Her vergi ve prim affı döneminde gündeme gelen bu tartışmada İTO Başkanı haklı olarak, borcuna sadık mükellefe de bir ödül verilmesi gerektiğini, bunun için borcu bulunmayanlara veya borcunu zamanında ödeyenlere de bir "indirim" yapılmasını istiyor. Bence son derece haklı bir istek. Konuyu biraz daha ileri götüreyim; vergi ödeme konusunda hem takibat, hem de faizle ilgili olarak mükelleflerin borcunu düzenli ödeme alışkanlığına bağlı bir kademelendirme getirilmeli. Yani 5-10-15 yıldır vergisini tıkır tıkır ödeyen bir mükellefle, 5-10-15 yıldır vergisini düzensiz olarak ittire kaktıra, belki de aftan affa, yapılandırmadan yapılandırmaya ödeyen mükellef, ödeme sıkıntısına düştüğünde vergi dairesi bu iki mükellef türüne aynı tepkiyi vermemeli. Düzenli olarak vergi ödeyenler, düzensiz ödeyenlere göre daha düşük bir faiz cezası ödemeli, ödeme ve taksitlendirme konusunda bu tür mükelleflere daha esnek süreler tanınmalı.

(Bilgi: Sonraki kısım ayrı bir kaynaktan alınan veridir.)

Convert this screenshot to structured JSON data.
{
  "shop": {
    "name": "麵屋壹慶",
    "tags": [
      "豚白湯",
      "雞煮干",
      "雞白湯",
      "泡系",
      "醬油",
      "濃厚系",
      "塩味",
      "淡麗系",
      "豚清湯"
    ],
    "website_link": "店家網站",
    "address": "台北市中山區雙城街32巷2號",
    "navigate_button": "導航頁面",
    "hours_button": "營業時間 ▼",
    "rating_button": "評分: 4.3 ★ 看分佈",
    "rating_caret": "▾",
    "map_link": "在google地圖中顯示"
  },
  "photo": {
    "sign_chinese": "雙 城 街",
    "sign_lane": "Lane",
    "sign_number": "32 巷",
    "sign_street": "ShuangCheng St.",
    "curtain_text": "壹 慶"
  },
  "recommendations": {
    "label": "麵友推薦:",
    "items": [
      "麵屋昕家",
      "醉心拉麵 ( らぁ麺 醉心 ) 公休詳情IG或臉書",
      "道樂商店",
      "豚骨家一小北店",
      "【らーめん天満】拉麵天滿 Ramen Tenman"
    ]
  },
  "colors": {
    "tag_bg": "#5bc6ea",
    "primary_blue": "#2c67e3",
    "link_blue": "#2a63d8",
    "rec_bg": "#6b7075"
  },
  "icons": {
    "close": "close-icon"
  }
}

Bu önerimi Maliye Bakanlığı'nın veya Gelirler Genel Müdürlüğü'nün dikkate alıp almayacağını bilmiyorum. Vergi mükellefini "kümesteki kaz" olarak gören zihniyetin çok kısa vadede değişebileceğini sanmıyorum. Ama müşterilerini "kümesteki kaz" olarak gören bazı özel sektör kuruluşlarının bu zihniyeti daha ne kadar sürdürebileceklerini doğrusu merak ediyorum.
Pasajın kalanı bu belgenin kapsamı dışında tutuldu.